Groff Conklin

He edited 40 anthologies of science fiction, one of mystery stories (co-edited with physician Noah Fabricant), wrote books on home improvement and was a freelance writer on scientific subjects as well as a published poet.

He was a book editor for Robert M. McBride & Co. and did public relations work for the Federal Home Loan Bank, the Office of Strategic Services, the Department of Commerce, the National Cancer Institute and the American Diabetes Association.

At the age of 26, while employed as an assistant manager at New York's Doubleday Bookstore, he arranged for the hardcover publication of a story first published in The Smart Set (November 1913), reprinting "A Flood" by the Irish writer George Moore in a limited edition of 185 signed copies.

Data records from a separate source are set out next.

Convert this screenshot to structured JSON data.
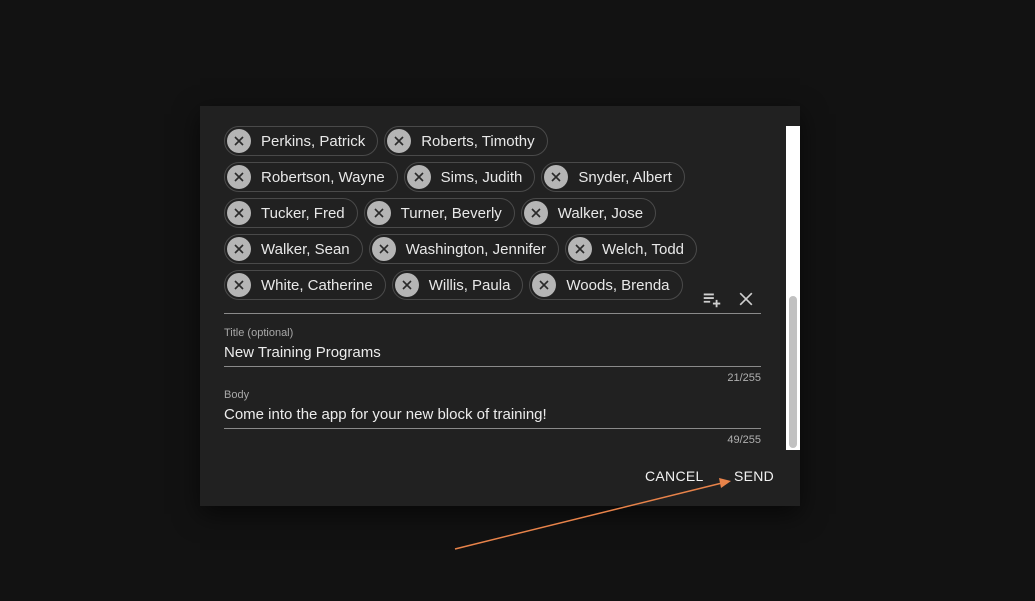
{
  "recipients": [
    {
      "name": "Perkins, Patrick"
    },
    {
      "name": "Roberts, Timothy"
    },
    {
      "name": "Robertson, Wayne"
    },
    {
      "name": "Sims, Judith"
    },
    {
      "name": "Snyder, Albert"
    },
    {
      "name": "Tucker, Fred"
    },
    {
      "name": "Turner, Beverly"
    },
    {
      "name": "Walker, Jose"
    },
    {
      "name": "Walker, Sean"
    },
    {
      "name": "Washington, Jennifer"
    },
    {
      "name": "Welch, Todd"
    },
    {
      "name": "White, Catherine"
    },
    {
      "name": "Willis, Paula"
    },
    {
      "name": "Woods, Brenda"
    }
  ],
  "recipients_actions": {
    "add_icon": "playlist-add-icon",
    "clear_icon": "close-icon"
  },
  "title_field": {
    "label": "Title (optional)",
    "value": "New Training Programs",
    "counter": "21/255"
  },
  "body_field": {
    "label": "Body",
    "value": "Come into the app for your new block of training!",
    "counter": "49/255"
  },
  "actions": {
    "cancel_label": "CANCEL",
    "send_label": "SEND"
  },
  "colors": {
    "background": "#121212",
    "dialog": "#212121",
    "arrow": "#e8834a"
  }
}
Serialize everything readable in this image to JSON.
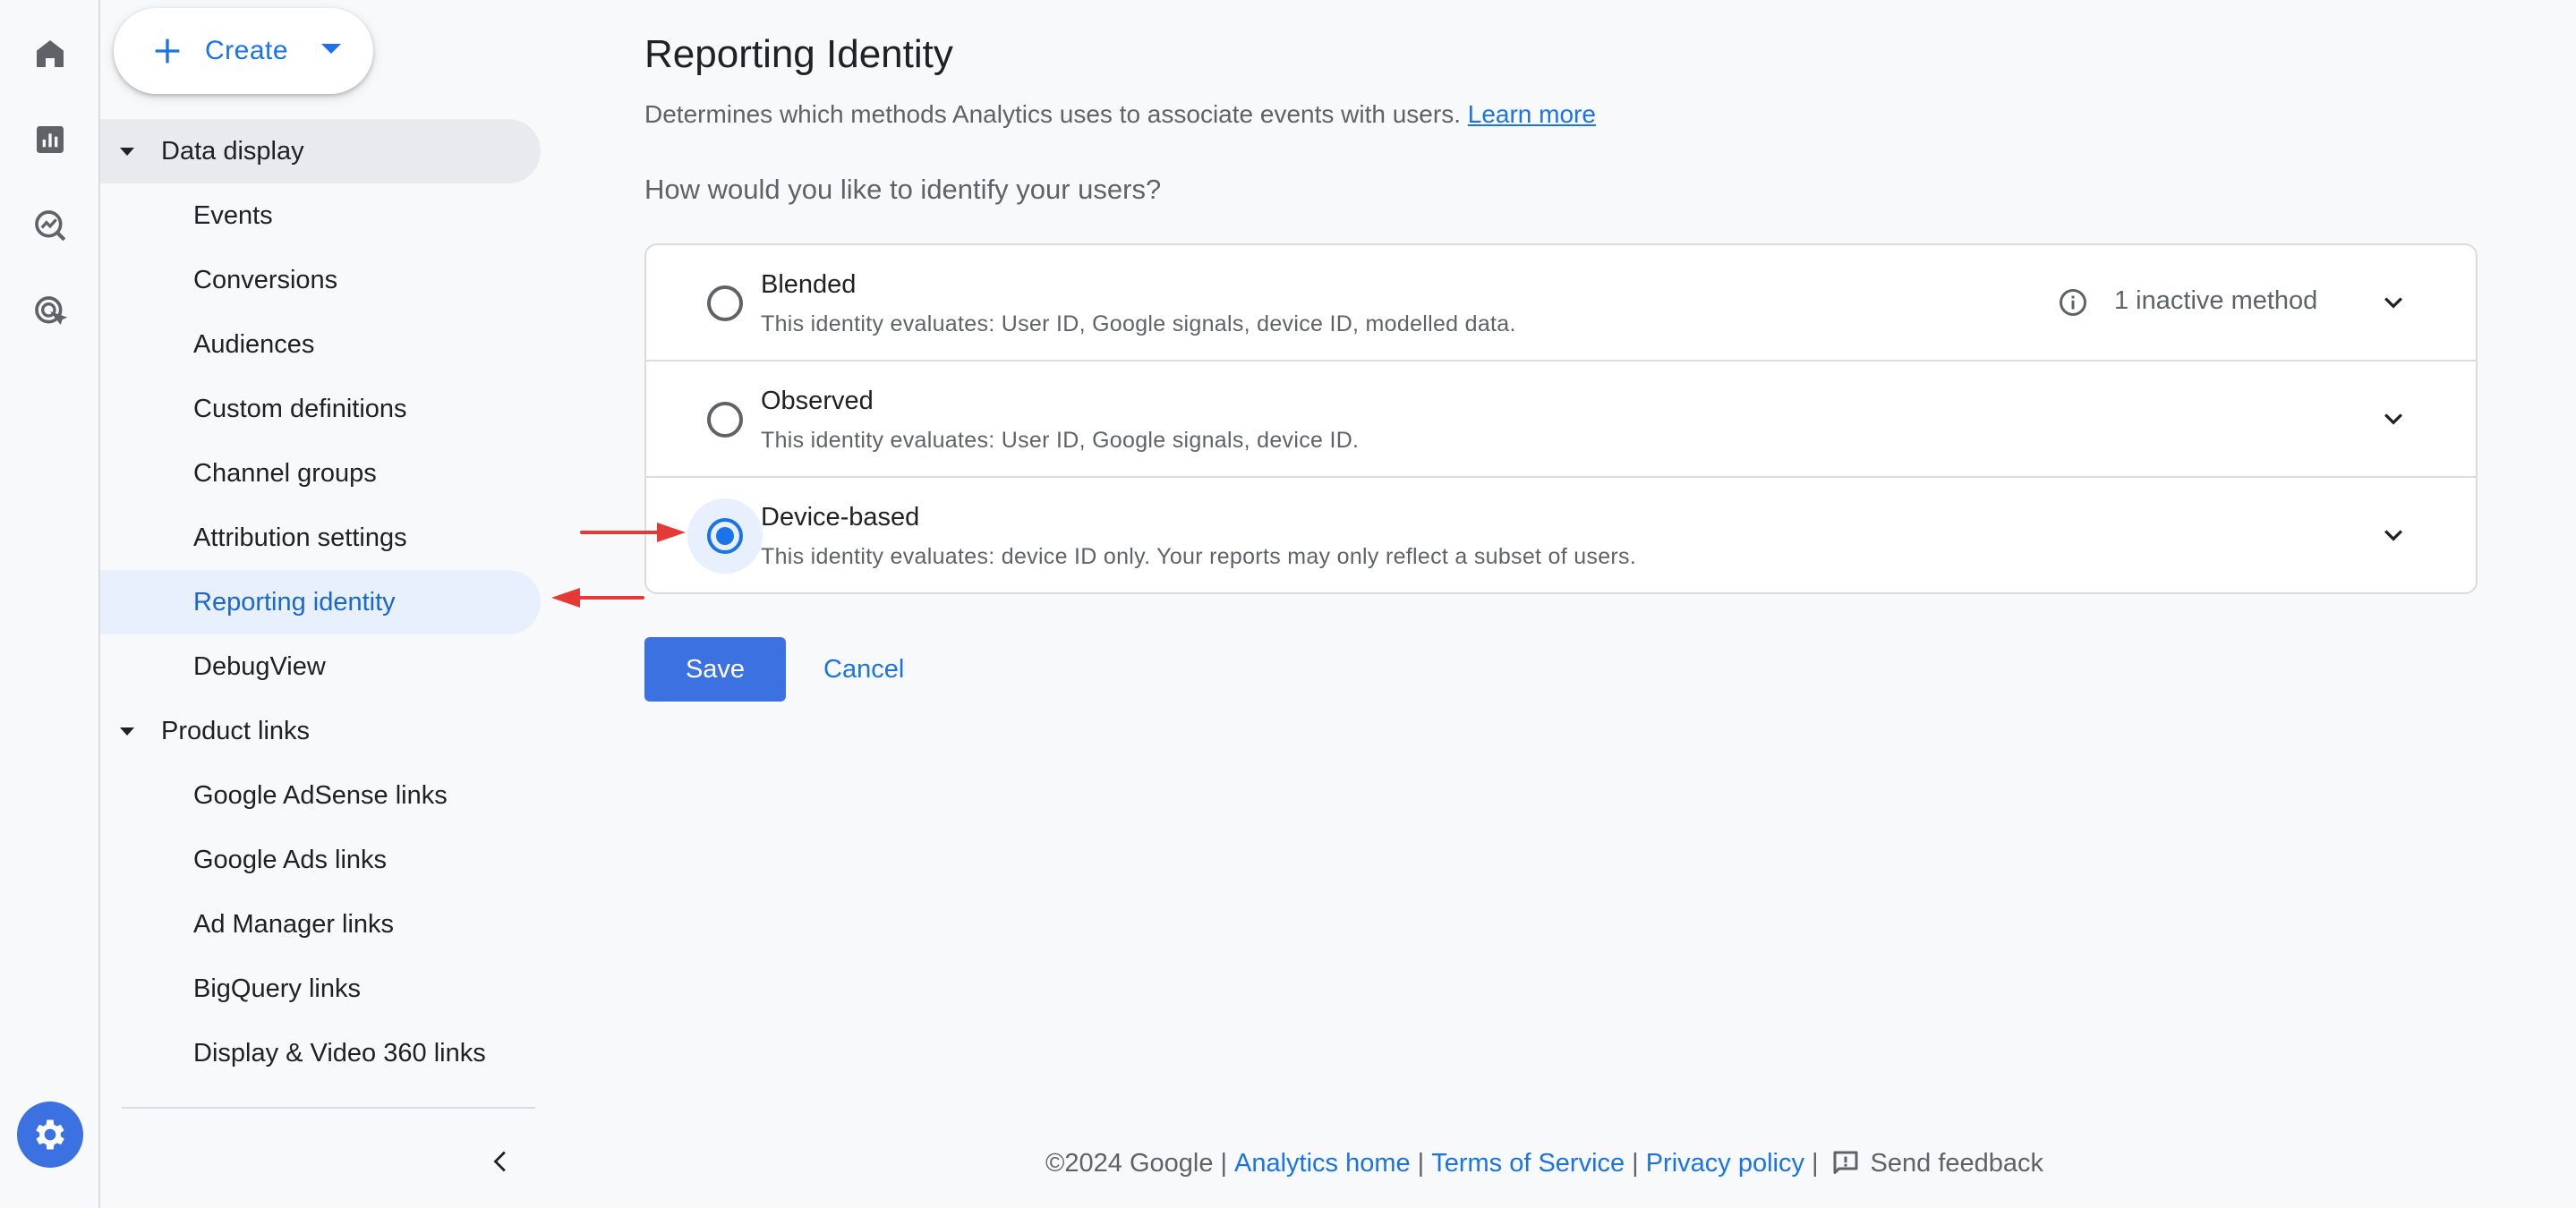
{
  "rail": {
    "icons": [
      "home-icon",
      "reports-icon",
      "explore-icon",
      "advertising-icon"
    ],
    "settings_icon": "gear-icon"
  },
  "create": {
    "label": "Create"
  },
  "nav": {
    "groups": [
      {
        "label": "Data display",
        "expanded": true
      },
      {
        "label": "Product links",
        "expanded": true
      }
    ],
    "data_display_items": [
      "Events",
      "Conversions",
      "Audiences",
      "Custom definitions",
      "Channel groups",
      "Attribution settings",
      "Reporting identity",
      "DebugView"
    ],
    "product_links_items": [
      "Google AdSense links",
      "Google Ads links",
      "Ad Manager links",
      "BigQuery links",
      "Display & Video 360 links"
    ],
    "selected": "Reporting identity"
  },
  "page": {
    "title": "Reporting Identity",
    "description": "Determines which methods Analytics uses to associate events with users.",
    "learn_more": "Learn more",
    "question": "How would you like to identify your users?"
  },
  "options": [
    {
      "title": "Blended",
      "subtitle": "This identity evaluates: User ID, Google signals, device ID, modelled data.",
      "note": "1 inactive method",
      "checked": false
    },
    {
      "title": "Observed",
      "subtitle": "This identity evaluates: User ID, Google signals, device ID.",
      "note": "",
      "checked": false
    },
    {
      "title": "Device-based",
      "subtitle": "This identity evaluates: device ID only. Your reports may only reflect a subset of users.",
      "note": "",
      "checked": true
    }
  ],
  "actions": {
    "save": "Save",
    "cancel": "Cancel"
  },
  "footer": {
    "copyright": "©2024 Google",
    "links": [
      "Analytics home",
      "Terms of Service",
      "Privacy policy"
    ],
    "feedback": "Send feedback"
  },
  "colors": {
    "accent": "#1a73e8",
    "annotation_arrow": "#e53935"
  }
}
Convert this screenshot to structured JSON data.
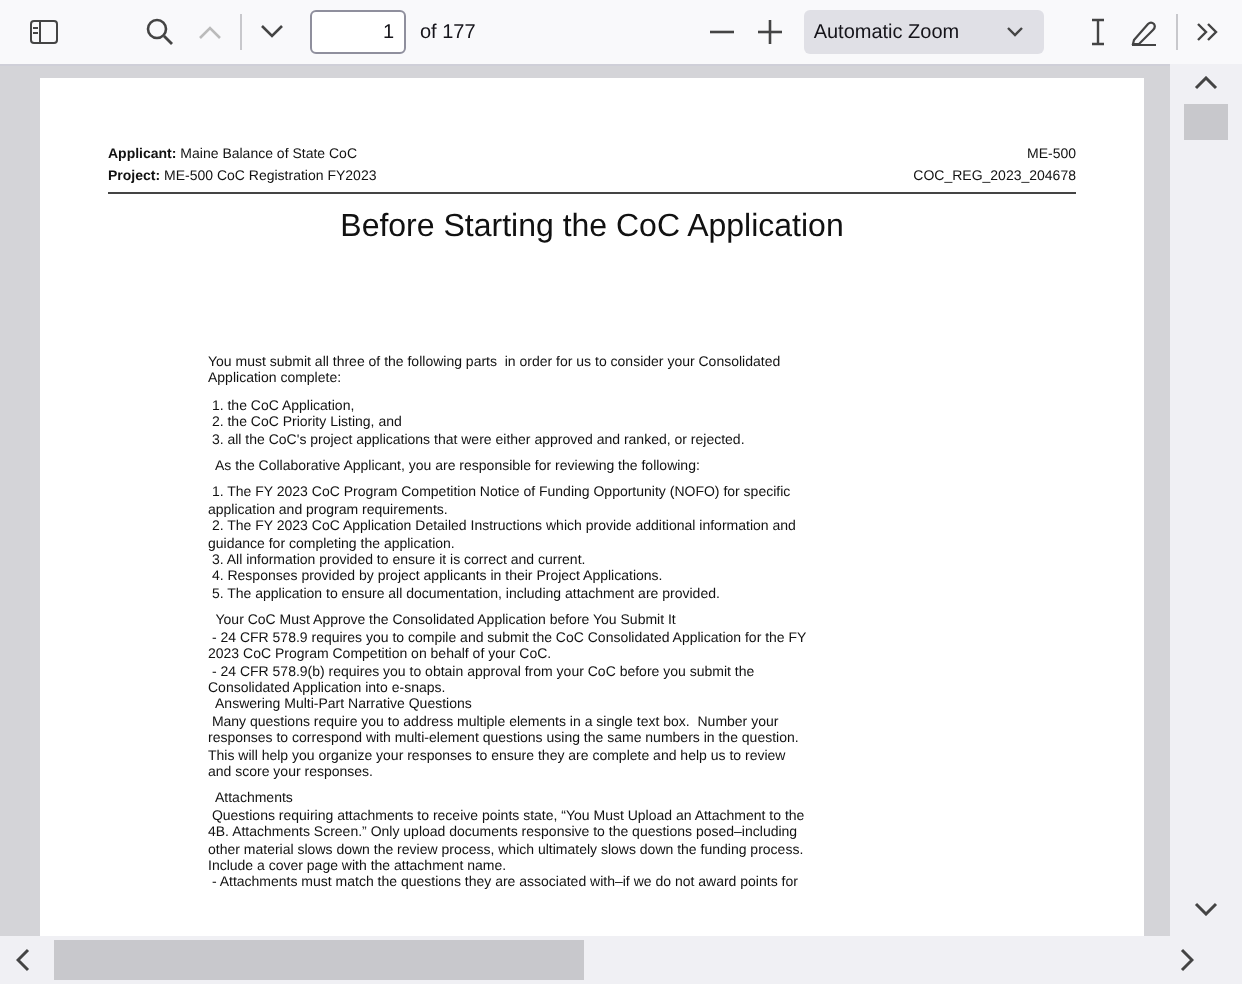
{
  "toolbar": {
    "page_number": "1",
    "page_count": "of 177",
    "zoom": "Automatic Zoom",
    "nav_buttons": [
      {
        "kind": "previous",
        "disabled": true
      },
      {
        "kind": "next",
        "disabled": false
      }
    ]
  },
  "document": {
    "header": {
      "applicant": "**Applicant:** Maine Balance of State CoC",
      "code": "ME-500",
      "project": "**Project:** ME-500 CoC Registration FY2023",
      "registration_id": "COC_REG_2023_204678"
    },
    "title": "Before Starting the CoC Application",
    "blocks": [
      {
        "lines": [
          "You must submit all three of the following parts  in order for us to consider your Consolidated",
          "Application complete:"
        ]
      },
      {
        "lines": [
          " 1. the CoC Application,",
          " 2. the CoC Priority Listing, and",
          " 3. all the CoC's project applications that were either approved and ranked, or rejected."
        ]
      },
      {
        "lines": [
          "  As the Collaborative Applicant, you are responsible for reviewing the following:"
        ]
      },
      {
        "lines": [
          " 1. The FY 2023 CoC Program Competition Notice of Funding Opportunity (NOFO) for specific",
          "application and program requirements.",
          " 2. The FY 2023 CoC Application Detailed Instructions which provide additional information and",
          "guidance for completing the application.",
          " 3. All information provided to ensure it is correct and current.",
          " 4. Responses provided by project applicants in their Project Applications.",
          " 5. The application to ensure all documentation, including attachment are provided."
        ]
      },
      {
        "lines": [
          "  Your CoC Must Approve the Consolidated Application before You Submit It",
          " - 24 CFR 578.9 requires you to compile and submit the CoC Consolidated Application for the FY",
          "2023 CoC Program Competition on behalf of your CoC.",
          " - 24 CFR 578.9(b) requires you to obtain approval from your CoC before you submit the",
          "Consolidated Application into e-snaps.",
          "  Answering Multi-Part Narrative Questions",
          " Many questions require you to address multiple elements in a single text box.  Number your",
          "responses to correspond with multi-element questions using the same numbers in the question.",
          "This will help you organize your responses to ensure they are complete and help us to review",
          "and score your responses."
        ]
      },
      {
        "lines": [
          "  Attachments",
          " Questions requiring attachments to receive points state, “You Must Upload an Attachment to the",
          "4B. Attachments Screen.” Only upload documents responsive to the questions posed–including",
          "other material slows down the review process, which ultimately slows down the funding process.",
          "Include a cover page with the attachment name.",
          " - Attachments must match the questions they are associated with–if we do not award points for"
        ]
      }
    ]
  }
}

In his Galaxy Five-Star Shelf column of December, 1954, he states, "...I actually did not become an earnest devotee of the form until 1944, about a year before the Atomic Age actually opened....The first item I remember reading that could be classified as science fiction was H. G. Wells' Men Like Gods, back in 1924 when I was a college sophomore.

The prominent display of Conklin's huge hardcover anthologies in the "New Titles" section of libraries led numerous American readers to discover science fiction during the genre's early 1950s boom.

Webster's study prompted this comment from Barry N. Malzberg: Groff Conklin was the most important science fiction anthologist through the years of the genre's true second generation, that point at which its previously magazine-bound masterpieces were being systematically located, aligned and placed into permanent format.